Well, here is the report: https://pub.p1k.se/sharpziplib/archivediag/issue-698.zip.html
The local header for the large entry has bit 4 (the Descriptor bit) set, which means that the actual size and CRC will follow after the compressed data. But there is no such descriptor following it. Instead, the sizes and CRC are only written to the "Central Header" (which is like a look-up directory for the file in the archive). This means that the zip file is corrrupt (or rather, out of spec) and cannot be read in a streaming matter. If it is accessed in a random-access way instead, it's technically possible to read it (which is why 7z for example can read it, since it only works with random-access files, not streams).
Actually, 7zip does show the file as having an error:
and running "Test" fails.
I'm not sure exactly what System.IO.Compression.ZipArchive does here, but it seems like a bug in their end. But in any case, if you use ICSharpCode.SharpZipLib.Zip.ZipFile instead of ZipInputStream it will use the central headers instead of the local ones (and it managed to extract the file perfectly fine when testing just now).
I altered your test code to use ZipOutputStream to generate the zip file, and it actually compressed it better (~25MiB vs ~50MiB), but slower (we are fully managed after all).
Now, the resulting file was actually also not possible to read using ZipInputStream (the last test), so there might be some bug here in any case...

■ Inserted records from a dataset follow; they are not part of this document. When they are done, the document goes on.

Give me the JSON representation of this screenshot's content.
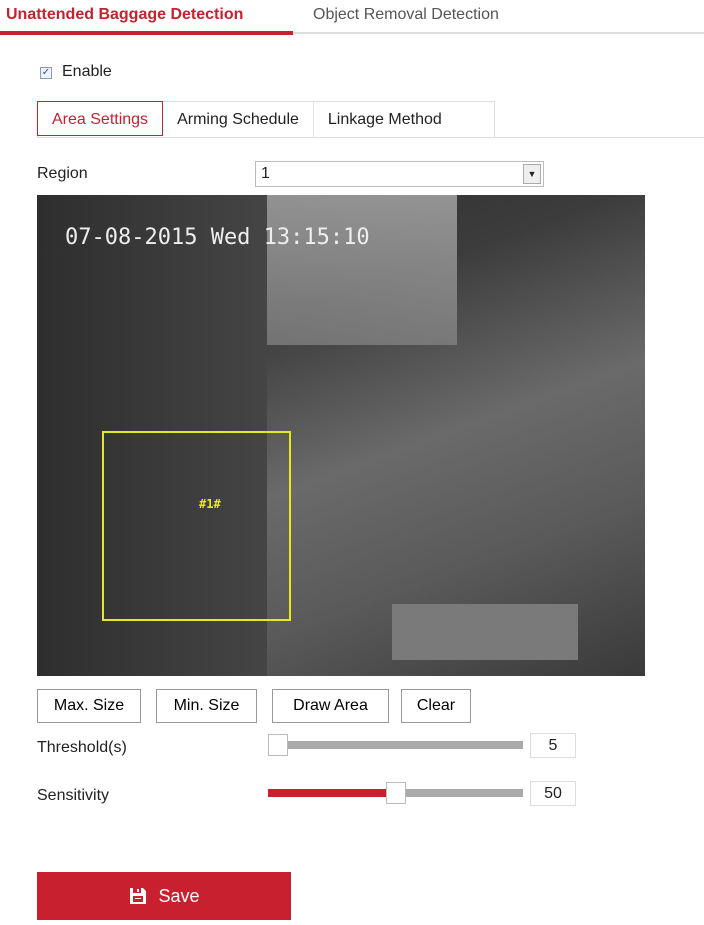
{
  "tabs": [
    {
      "label": "Unattended Baggage Detection",
      "active": true
    },
    {
      "label": "Object Removal Detection",
      "active": false
    }
  ],
  "enable": {
    "label": "Enable",
    "checked": true
  },
  "subtabs": [
    {
      "label": "Area Settings",
      "active": true
    },
    {
      "label": "Arming Schedule"
    },
    {
      "label": "Linkage Method"
    }
  ],
  "region": {
    "label": "Region",
    "value": "1"
  },
  "video": {
    "timestamp": "07-08-2015 Wed 13:15:10",
    "area_label": "#1#"
  },
  "buttons": {
    "max": "Max. Size",
    "min": "Min. Size",
    "draw": "Draw Area",
    "clear": "Clear"
  },
  "threshold": {
    "label": "Threshold(s)",
    "value": "5",
    "fraction": 0.0
  },
  "sensitivity": {
    "label": "Sensitivity",
    "value": "50",
    "fraction": 0.5
  },
  "save": {
    "label": "Save",
    "icon": "floppy-disk-icon"
  },
  "colors": {
    "accent": "#c8202f",
    "area": "#e8e820"
  }
}
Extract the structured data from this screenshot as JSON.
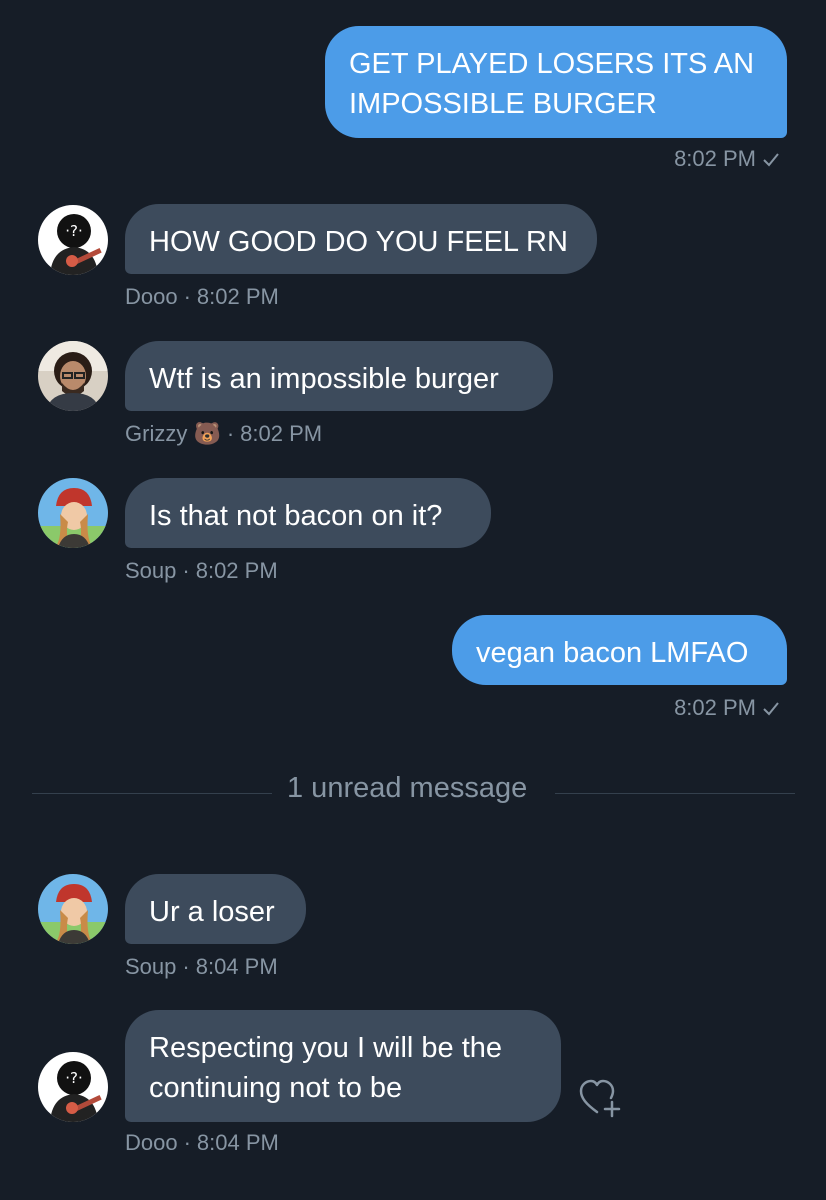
{
  "messages": [
    {
      "side": "out",
      "text": "GET PLAYED LOSERS ITS AN\nIMPOSSIBLE BURGER",
      "time": "8:02 PM"
    },
    {
      "side": "in",
      "sender": "Dooo",
      "text": "HOW GOOD DO YOU FEEL RN",
      "time": "8:02 PM"
    },
    {
      "side": "in",
      "sender": "Grizzy 🐻",
      "text": "Wtf is an impossible burger",
      "time": "8:02 PM"
    },
    {
      "side": "in",
      "sender": "Soup",
      "text": "Is that not bacon on it?",
      "time": "8:02 PM"
    },
    {
      "side": "out",
      "text": "vegan bacon LMFAO",
      "time": "8:02 PM"
    },
    {
      "side": "in",
      "sender": "Soup",
      "text": "Ur a loser",
      "time": "8:04 PM"
    },
    {
      "side": "in",
      "sender": "Dooo",
      "text": "Respecting you I will be the\ncontinuing not to be",
      "time": "8:04 PM"
    }
  ],
  "divider": {
    "text": "1 unread message"
  },
  "icons": {
    "read_check": "checkmark-icon",
    "react": "heart-plus-icon"
  },
  "colors": {
    "background": "#161d27",
    "outgoing": "#4c9ce8",
    "incoming": "#3d4b5c",
    "meta": "#8795a3"
  }
}
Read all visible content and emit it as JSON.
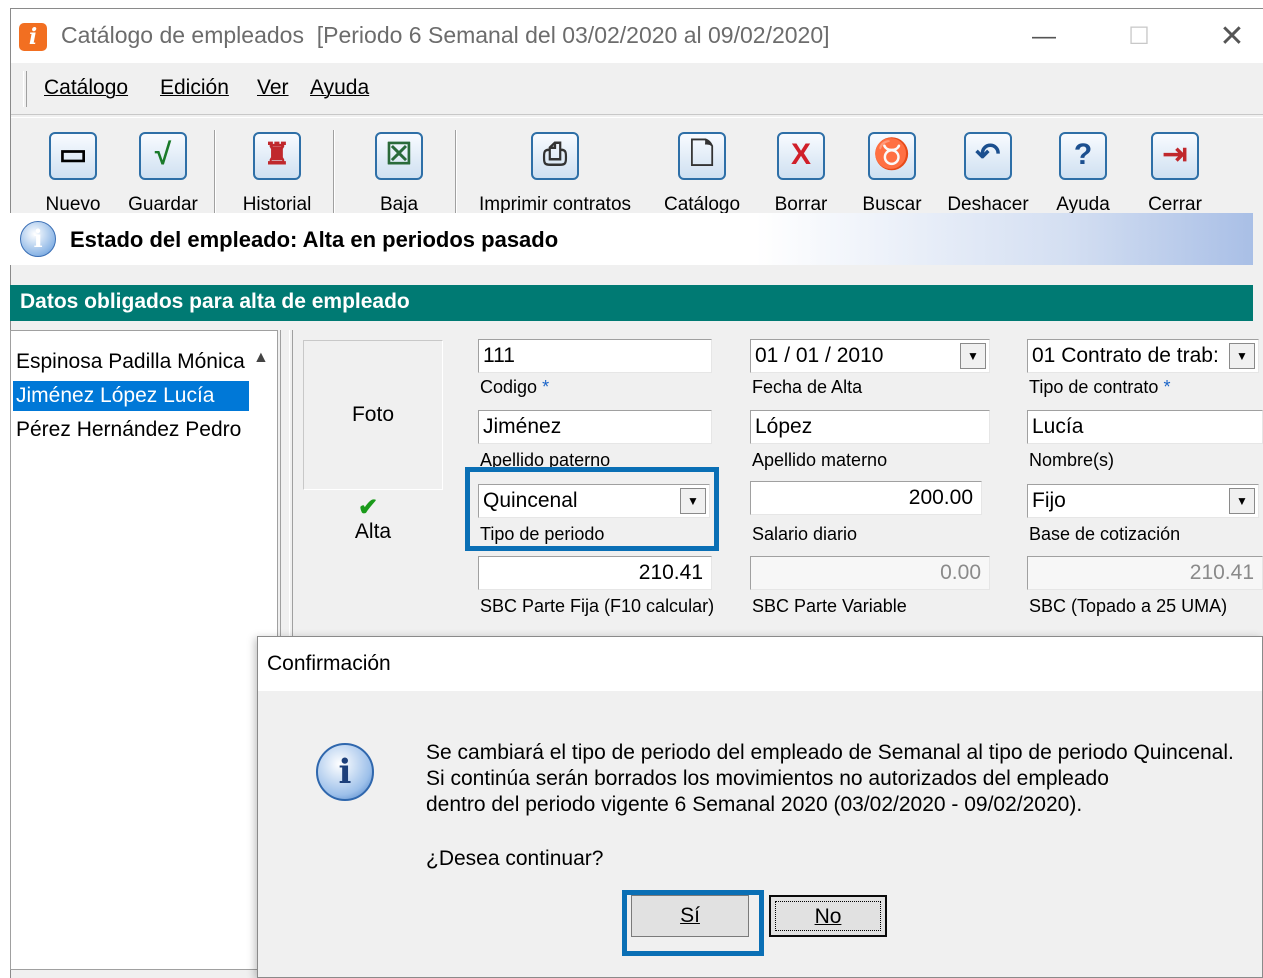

Here is the report for that file, which shows the descriptor sections that are missing from the ZipArchive version of the file: https://pub.p1k.se/sharpziplib/archivediag/issue-698-expected.zip.html
@piksel Thanks for taking the time to have a look. I can't get 7zip to show me the same screen that you've got there. The file has a CRC, none of the files (large or small) have local in the characteristics, and running "Test" in 7zip reports that there are no errors. If I can reproduce what you're seeing then I'll happily take it to Microsoft. Are you sure the file had flushed by the time you're loading it?
@MatthewSteeples Hello, did you fix this problem ? I'm having the same issue and I can't found the problem. I think that the problem is with the file size I'm trying to compress...
@geracosta Could you upload a file that shows the problem to https://archivediag.piksel.se/ ?